From faith to gnosis

From a Christianity Today (I think) a couple of years ago:

What happens when this Christian witness wanes has been the subject of Ratzinger's extensive and uniquely insightful cultural analysis of Europe and Western civilization. The same themes that Ratzinger developed when responding to intra-Catholic debates about faith and reason, philosophy and theology, and the Church and the modern world are fully on display in his diagnosis of the ills of the West. He develops what Rowland calls a "double helix" genealogy of corruption "in which the Hellenic component of the culture was severed from the Christian and in which the Christian component was fundamentally undermined by the mutation of the doctrine of creation … . When faith in creation is lost, Christian faith is transformed into gnosis, and when faith in reason is lost, wisdom is reduced to the empirically verifiable which cannot sustain a moral framework.

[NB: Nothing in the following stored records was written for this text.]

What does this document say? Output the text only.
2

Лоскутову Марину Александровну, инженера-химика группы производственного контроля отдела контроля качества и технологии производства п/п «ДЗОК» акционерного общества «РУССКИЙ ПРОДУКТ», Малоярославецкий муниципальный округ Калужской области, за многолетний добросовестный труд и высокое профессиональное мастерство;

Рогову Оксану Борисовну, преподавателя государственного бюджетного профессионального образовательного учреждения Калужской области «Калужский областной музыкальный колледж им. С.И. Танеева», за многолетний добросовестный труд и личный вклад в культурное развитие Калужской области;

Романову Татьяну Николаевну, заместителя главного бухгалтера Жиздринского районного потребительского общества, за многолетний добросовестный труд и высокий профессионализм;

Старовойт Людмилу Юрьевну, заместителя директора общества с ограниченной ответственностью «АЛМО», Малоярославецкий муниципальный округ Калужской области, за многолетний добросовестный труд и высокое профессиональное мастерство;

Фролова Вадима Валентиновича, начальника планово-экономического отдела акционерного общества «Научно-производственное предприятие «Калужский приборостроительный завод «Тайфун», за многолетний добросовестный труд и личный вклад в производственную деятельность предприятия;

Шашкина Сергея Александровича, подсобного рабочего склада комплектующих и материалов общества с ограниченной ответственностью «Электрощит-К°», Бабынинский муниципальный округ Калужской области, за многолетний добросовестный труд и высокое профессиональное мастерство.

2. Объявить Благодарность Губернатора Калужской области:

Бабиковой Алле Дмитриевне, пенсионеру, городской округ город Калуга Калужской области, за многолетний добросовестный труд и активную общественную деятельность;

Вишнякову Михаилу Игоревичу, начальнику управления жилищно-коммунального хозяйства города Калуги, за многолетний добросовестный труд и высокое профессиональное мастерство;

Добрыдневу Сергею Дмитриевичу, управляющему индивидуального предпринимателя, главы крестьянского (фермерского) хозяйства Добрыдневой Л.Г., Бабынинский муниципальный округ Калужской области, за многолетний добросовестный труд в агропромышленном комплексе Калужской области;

Because the starting point of faith is creation (Heb 11:2) and faith here is of course, not the wishful thinking that Mormons, for instance consider it, but the sure hope of God's intervention into (well, creation of, in fact) our world for relationship with him. The 'empirically verifiable' ceases to be accessible without its own faith in the correlation of our sense experience and the external world, which, if not objectively real, evaporates.

1 comment:

neil moore said...

The doctrine of Creation has certainly been mutated within the Church over the past two centuries.

First came the mutation of belief in the age of the earth in the 19th Century then in the 20th Century came the mutation of belief in the manner of Creation.

While Darwinism was presented to the world in the 19th Century it was not until the 20th Century that the Church really sucked it in.

SAD that there are so many mutant thinkers within the Church.